Crianças sem refeições

Sete em cada dez crianças do primeiro ciclo do ensino básico não têm acesso a refeições escolares. É o próprio Ministério da Educação que o reconhece em documento revelado à Lusa, no dia 22, onde se afirma que apenas trinta por cento das crianças que frequentam este nível de ensino têm refeições.
Segundo a tutela, a situação é motivada pela ausência de definição de um modelo de financiamento que apoie os municípios a garantir as refeições. Para esta situação contribuirá também a inexistência de cantinas em muitos estabelecimentos de ensino.
A Associação Nacional de Municípios, entretanto, afirmando nada saber sobre eventuais medidas para a resolução deste grave problema, questiona o Governo no sentido de saber se pensa pagar as refeições na totalidade ou em parceria com as autarquias.


Economia em baixa

A actividade económica em Portugal piorou em Junho pelo décimo mês consecutivo. É o que mostra o respectivo indicador do Banco de Portugal, que se encontra negativo há três meses, segundo dados revelados por aquela instituição.
O indicador passou de menos 0,2 por cento em Maio para menos 0,4 por cento em Junho, quando comparado com idênticos meses do ano anterior, de acordo com informação do Banco de Portugal divulgada no dia 22 de Julho.
O indicador de actividade caiu para valores negativos em Abril, depois de um abrandamento persistente verificado desde Setembro de 2004.
O banco central destaca que os indicadores relativos ao consumo privado apresentaram uma evolução diferenciada, com os qualitativos a evidenciarem uma deterioração e os quantitativos a manifestarem uma melhoria.


Seca no Alentejo

A comissária europeia para Agricultura e Desenvolvimento, Mariann Fischer Boell, classificou na passada semana como «muito séria» a situação de seca que assola o Alentejo, em particular o sector agrícola.
«Tenho lido muitos dados e relatórios e ouvi dizer que a situação era séria, mas agora pude ver com os meus próprios olhos que a situação, de facto, é muito séria», declarou a comissária europeia, durante uma visita a uma exploração agrícola no concelho da Vidigueira (Beja).
Em declarações aos jornalistas, Mariann Fischer Boell considerou «muito importante» a sua visita a Portugal, alegando que a realidade que observou no terreno será a partir de agora a sua base para uma discussão futura sobre a problemática da seca.
Os agricultores do Baixo Alentejo pedem à Comissão Europeia que disponibilize dinheiro do Fundo de Solidariedade da União Europeia para minimizar o que consideram ser os «prejuízos incomportáveis» causados pela seca.

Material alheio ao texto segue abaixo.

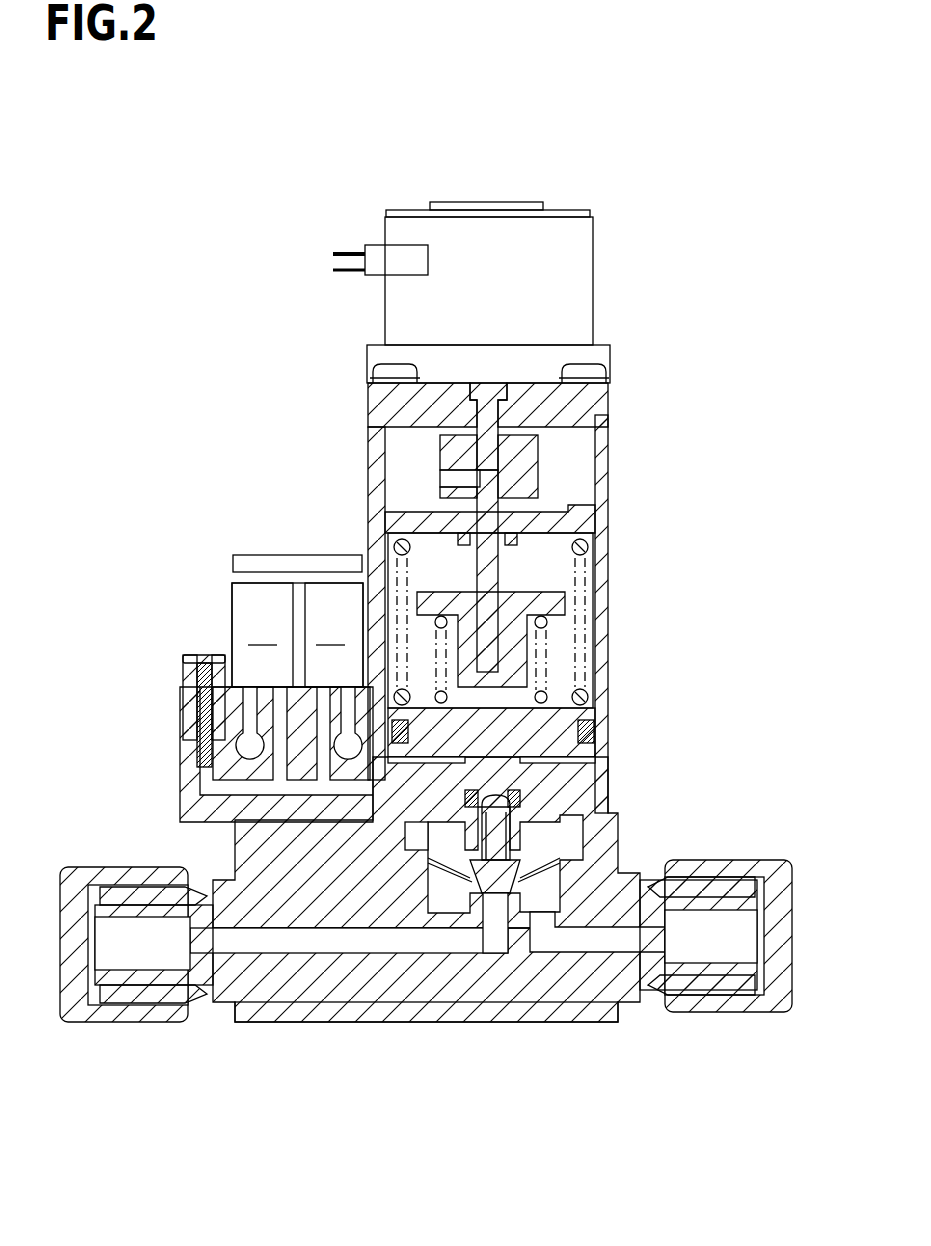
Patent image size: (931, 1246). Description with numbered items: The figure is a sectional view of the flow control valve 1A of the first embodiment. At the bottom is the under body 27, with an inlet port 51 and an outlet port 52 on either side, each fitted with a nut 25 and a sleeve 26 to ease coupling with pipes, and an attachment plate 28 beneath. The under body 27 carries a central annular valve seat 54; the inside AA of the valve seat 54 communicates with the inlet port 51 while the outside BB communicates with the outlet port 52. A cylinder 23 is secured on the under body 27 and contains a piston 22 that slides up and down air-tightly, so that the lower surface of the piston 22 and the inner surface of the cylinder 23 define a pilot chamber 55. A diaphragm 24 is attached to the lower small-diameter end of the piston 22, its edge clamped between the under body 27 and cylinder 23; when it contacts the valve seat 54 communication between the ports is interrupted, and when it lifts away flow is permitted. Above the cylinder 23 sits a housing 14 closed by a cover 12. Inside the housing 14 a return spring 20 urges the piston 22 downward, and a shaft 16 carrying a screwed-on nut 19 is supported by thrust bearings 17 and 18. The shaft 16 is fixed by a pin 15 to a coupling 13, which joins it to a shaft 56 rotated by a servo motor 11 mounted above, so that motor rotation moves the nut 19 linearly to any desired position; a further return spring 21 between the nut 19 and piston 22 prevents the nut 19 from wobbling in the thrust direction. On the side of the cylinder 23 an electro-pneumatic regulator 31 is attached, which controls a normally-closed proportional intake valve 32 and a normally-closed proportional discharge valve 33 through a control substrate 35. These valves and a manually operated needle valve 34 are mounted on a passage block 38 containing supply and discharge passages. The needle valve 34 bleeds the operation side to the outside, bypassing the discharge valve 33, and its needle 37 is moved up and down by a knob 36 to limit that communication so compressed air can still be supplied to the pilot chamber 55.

The flow control valve 1A is at (598, 205).
The servo motor 11 is at (583, 252).
The cover 12 is at (597, 400).
The coupling 13 is at (525, 470).
The housing 14 is at (602, 482).
The pin 15 is at (445, 478).
The shaft 16 is at (502, 573).
The thrust bearing 17 is at (535, 503).
The thrust bearing 18 is at (573, 557).
The nut 19 is at (547, 602).
The return spring 20 is at (592, 697).
The return spring 21 is at (545, 698).
The piston 22 is at (590, 740).
The cylinder 23 is at (590, 787).
The diaphragm 24 is at (548, 840).
The nut 25 is at (77, 882).
The sleeve 26 is at (80, 965).
The under body 27 is at (625, 985).
The attachment plate 28 is at (505, 1012).
The electro-pneumatic regulator 31 is at (218, 637).
The proportional intake valve 32 is at (337, 681).
The proportional discharge valve 33 is at (253, 681).
The needle valve 34 is at (180, 680).
The control substrate 35 is at (240, 565).
The knob 36 is at (188, 660).
The needle 37 is at (200, 717).
The passage block 38 is at (190, 795).
The inlet port 51 is at (112, 953).
The outlet port 52 is at (745, 950).
The valve seat 54 is at (470, 895).
The pilot chamber 55 is at (565, 762).
The shaft 56 is at (487, 388).
The inside of the valve seat AA is at (345, 940).
The outside of the valve seat BB is at (590, 930).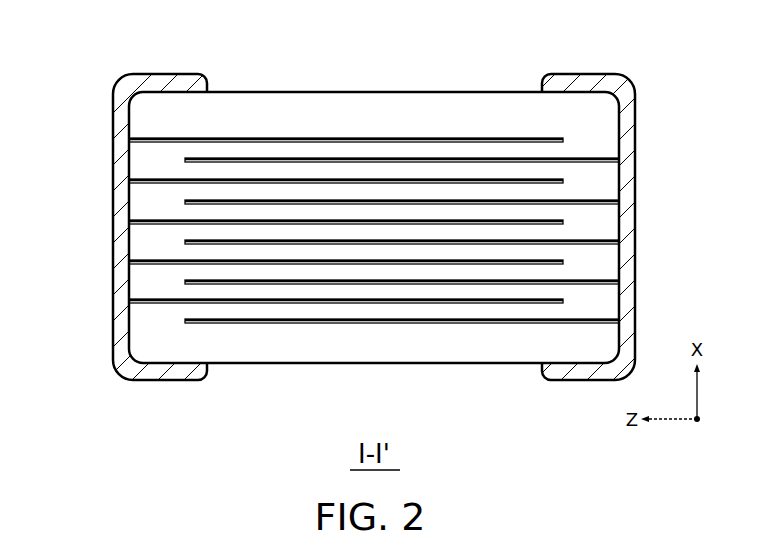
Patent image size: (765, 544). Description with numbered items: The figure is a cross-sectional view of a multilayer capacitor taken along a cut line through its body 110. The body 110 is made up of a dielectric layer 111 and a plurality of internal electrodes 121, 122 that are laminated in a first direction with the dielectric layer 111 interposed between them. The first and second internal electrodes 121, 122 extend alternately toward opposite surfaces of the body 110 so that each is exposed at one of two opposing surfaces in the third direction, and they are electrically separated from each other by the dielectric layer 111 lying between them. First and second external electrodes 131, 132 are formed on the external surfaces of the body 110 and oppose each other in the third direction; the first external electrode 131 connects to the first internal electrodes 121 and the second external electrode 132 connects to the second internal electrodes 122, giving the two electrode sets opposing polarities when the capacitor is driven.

The body 110 is at (331, 193).
The dielectric layer 111 is at (190, 168).
The first internal electrode 121 is at (352, 138).
The second internal electrode 122 is at (413, 158).
The first external electrode 131 is at (168, 83).
The second external electrode 132 is at (582, 85).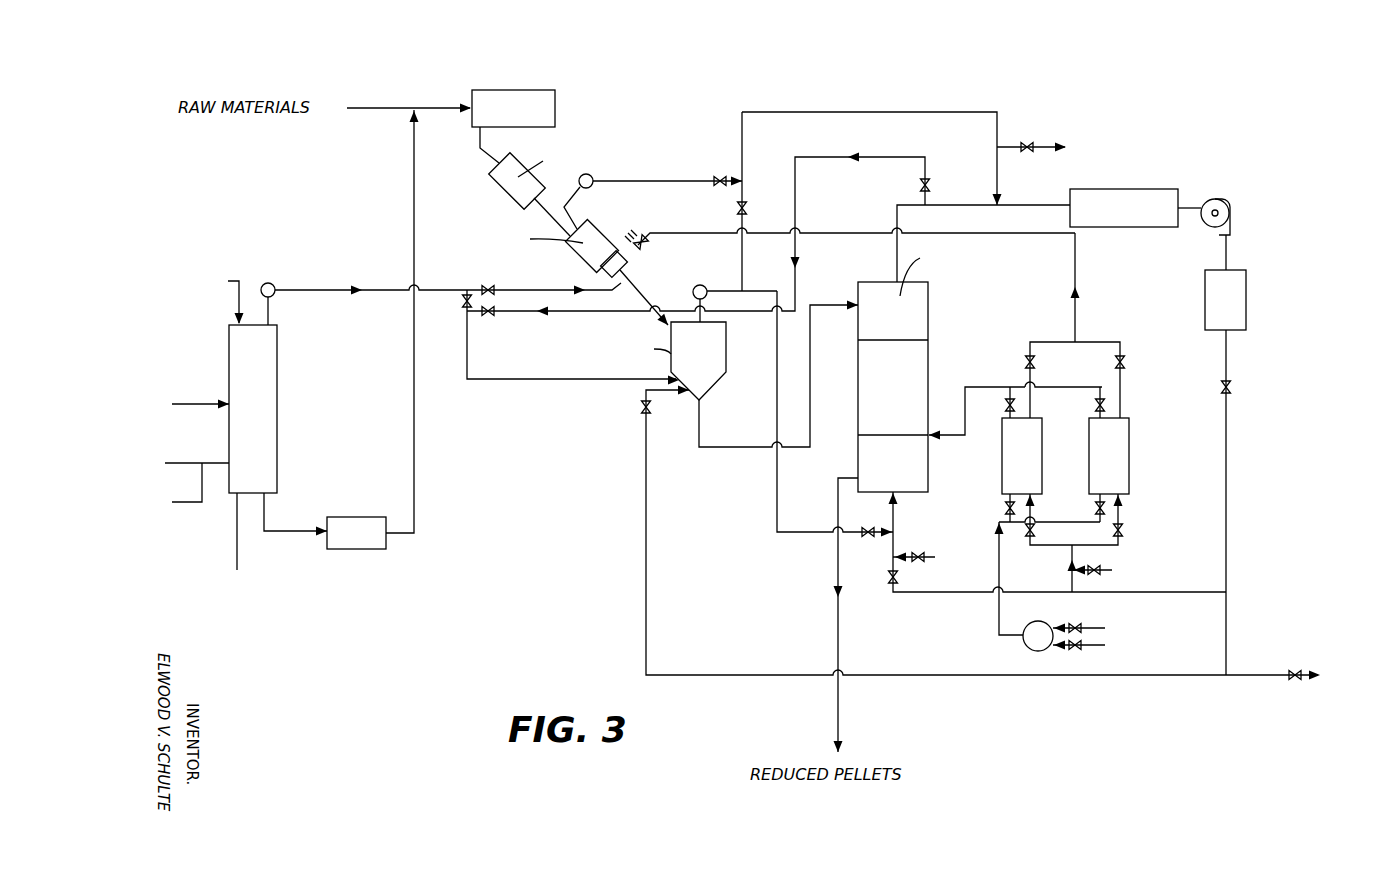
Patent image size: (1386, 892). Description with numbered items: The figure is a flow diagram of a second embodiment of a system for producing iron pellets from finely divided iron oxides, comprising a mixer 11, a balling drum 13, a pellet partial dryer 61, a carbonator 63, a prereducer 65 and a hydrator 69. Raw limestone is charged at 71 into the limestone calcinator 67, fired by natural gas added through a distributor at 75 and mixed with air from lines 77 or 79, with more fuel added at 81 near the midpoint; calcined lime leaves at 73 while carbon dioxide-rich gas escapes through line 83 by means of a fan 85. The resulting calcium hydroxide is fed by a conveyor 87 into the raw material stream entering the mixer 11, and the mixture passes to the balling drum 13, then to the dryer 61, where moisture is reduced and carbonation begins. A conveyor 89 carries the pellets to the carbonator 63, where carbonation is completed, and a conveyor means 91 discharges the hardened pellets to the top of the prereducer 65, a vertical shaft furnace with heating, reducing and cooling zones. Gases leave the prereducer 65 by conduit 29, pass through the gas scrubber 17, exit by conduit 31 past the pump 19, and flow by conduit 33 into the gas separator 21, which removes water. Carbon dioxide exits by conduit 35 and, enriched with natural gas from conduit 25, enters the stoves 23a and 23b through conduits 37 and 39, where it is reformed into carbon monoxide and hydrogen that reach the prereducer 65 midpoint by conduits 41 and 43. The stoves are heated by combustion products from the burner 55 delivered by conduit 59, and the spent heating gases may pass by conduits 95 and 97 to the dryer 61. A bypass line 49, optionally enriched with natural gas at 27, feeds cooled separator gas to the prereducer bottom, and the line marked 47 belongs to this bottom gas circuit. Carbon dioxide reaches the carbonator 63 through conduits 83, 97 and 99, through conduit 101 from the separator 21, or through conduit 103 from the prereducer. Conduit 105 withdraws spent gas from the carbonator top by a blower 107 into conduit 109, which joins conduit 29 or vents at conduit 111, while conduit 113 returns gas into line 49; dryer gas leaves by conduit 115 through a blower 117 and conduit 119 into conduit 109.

The mixer 11 is at (538, 90).
The balling drum 13 is at (487, 170).
The gas scrubber 17 is at (1135, 165).
The pump 19 is at (1230, 210).
The gas separator 21 is at (1205, 290).
The stove 23a is at (1002, 444).
The stove 23b is at (1130, 487).
The conduit 25 is at (1112, 575).
The natural gas enrichment point 27 is at (906, 557).
The conduit 29 is at (947, 205).
The conduit 31 is at (1193, 208).
The conduit 33 is at (1228, 250).
The conduit 35 is at (1203, 404).
The conduit 37 is at (1072, 580).
The conduit 39 is at (1040, 547).
The conduit 41 is at (1079, 387).
The conduit 43 is at (985, 387).
The conduit 47 is at (920, 597).
The line 49 is at (894, 512).
The burner 55 is at (1025, 645).
The conduit 59 is at (998, 555).
The pellet partial dryer 61 is at (595, 228).
The carbonator 63 is at (727, 348).
The prereducer 65 is at (928, 355).
The limestone calcinator 67 is at (278, 393).
The hydrator 69 is at (372, 517).
The limestone charging point 71 is at (242, 280).
The calcined lime outlet 73 is at (266, 513).
The fuel distributor 75 is at (212, 463).
The air line 77 is at (181, 505).
The air line 79 is at (238, 545).
The fuel addition point 81 is at (190, 404).
The line 83 is at (270, 312).
The fan 85 is at (274, 284).
The conveyor 87 is at (414, 412).
The conveyor 89 is at (634, 284).
The conveyor means 91 is at (733, 448).
The conduit 95 is at (1100, 342).
The conduit 97 is at (383, 290).
The conduit 99 is at (553, 380).
The conduit 101 is at (645, 515).
The conduit 103 is at (812, 157).
The conduit 105 is at (694, 293).
The blower 107 is at (704, 285).
The conduit 109 is at (898, 112).
The conduit 111 is at (1008, 146).
The conduit 113 is at (777, 496).
The conduit 115 is at (573, 200).
The blower 117 is at (593, 178).
The conduit 119 is at (697, 181).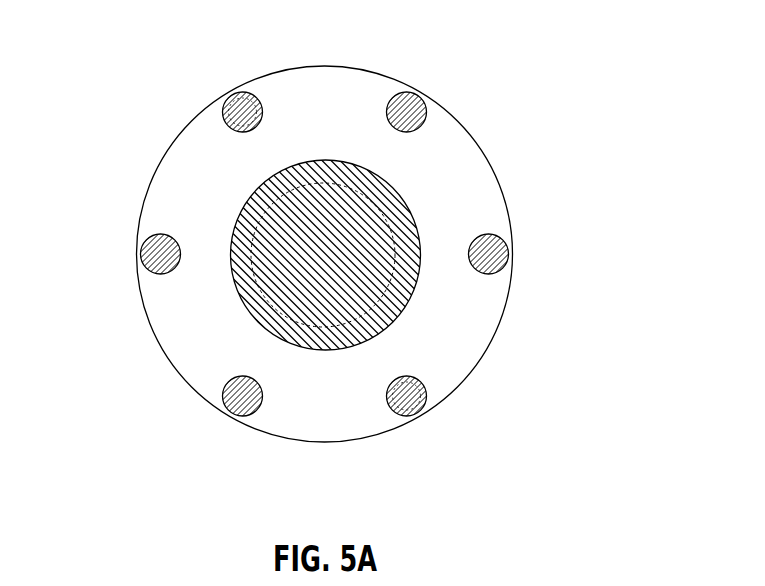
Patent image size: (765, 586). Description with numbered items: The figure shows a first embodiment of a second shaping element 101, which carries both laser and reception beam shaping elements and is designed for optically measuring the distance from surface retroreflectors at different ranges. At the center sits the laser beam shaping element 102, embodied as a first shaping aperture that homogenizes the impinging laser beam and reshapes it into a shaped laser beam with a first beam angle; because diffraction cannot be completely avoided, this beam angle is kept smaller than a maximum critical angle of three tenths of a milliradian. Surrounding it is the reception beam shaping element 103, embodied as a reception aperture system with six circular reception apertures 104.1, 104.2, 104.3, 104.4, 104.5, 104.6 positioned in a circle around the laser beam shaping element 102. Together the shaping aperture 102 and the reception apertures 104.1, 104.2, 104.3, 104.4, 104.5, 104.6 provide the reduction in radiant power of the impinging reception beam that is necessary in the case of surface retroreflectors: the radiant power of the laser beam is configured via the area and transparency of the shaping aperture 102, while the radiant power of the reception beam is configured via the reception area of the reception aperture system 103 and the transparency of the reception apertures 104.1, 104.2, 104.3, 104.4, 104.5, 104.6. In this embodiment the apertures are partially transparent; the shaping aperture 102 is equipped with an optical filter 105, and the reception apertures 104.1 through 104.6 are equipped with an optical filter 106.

The second shaping element 101 is at (349, 255).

Homenagem a António Chaínho

O município de Santiago do Cacém atribuiu a medalha de honra ao guitarrista António Chaínho, natural do concelho, e de mérito municipal a mais de 40 pessoas individuais e colectivas.
A cerimónia de atribuição das condecorações decorreu no Passeio das Romeirinhas, naquela cidade do Litoral Alentejano, integrada no programa das festas locais.
A autarquia justificou a atribuição das medalhas, de honra e de mérito municipal, com a intenção de «prestar homenagem e reconhecer publicamente o papel desempenhado por pessoas individuais e colectivas do concelho que contribuíram para o engrandecimento do nome do município de Santiago do Cacém».
Da lista de condecorações com a medalha de mérito municipal constam 20 pessoas individuais (entre as quais cinco a título póstumo) e 22 colectivas (associações de bombeiros, instituições de solidariedade social, agrupamentos de escolas e colectividades de cariz cultural e desportivo).


Norte sem apoios à cultura

A Associação de Profissionais das Artes Cénicas Plateia, em audição na comissão parlamentar de Cultura, realizada na semana transacta, reclamou uma solução para o congelamento dos subsídios na região Norte motivado por uma providência cautelar que parou o concurso. «Assiste-se à morte lenta do Teatro na região Norte», afirmou Catarina Martins, da Plateia, fazendo notar que é toda uma região que fica «sem fundos para a cultura».
Esta reunião na Assembleia da República seguiu-se a uma outra efectuada dois dias antes no Ministério da Cultura onde aquela associação e a REDE, Associação de Estruturas para a Dança Contemporânea, foram recebidas sem que nenhuma solução tivesse sido avançada para resolver o problema da falta de financiamento que afecta 21 estruturas e mais de 200 trabalhadores.
Recorde-se que o Festival Internacional de Teatro de Expressão Ibérica, FITEI, uma das estruturas afectadas, realizou-se este ano com recurso ao crédito.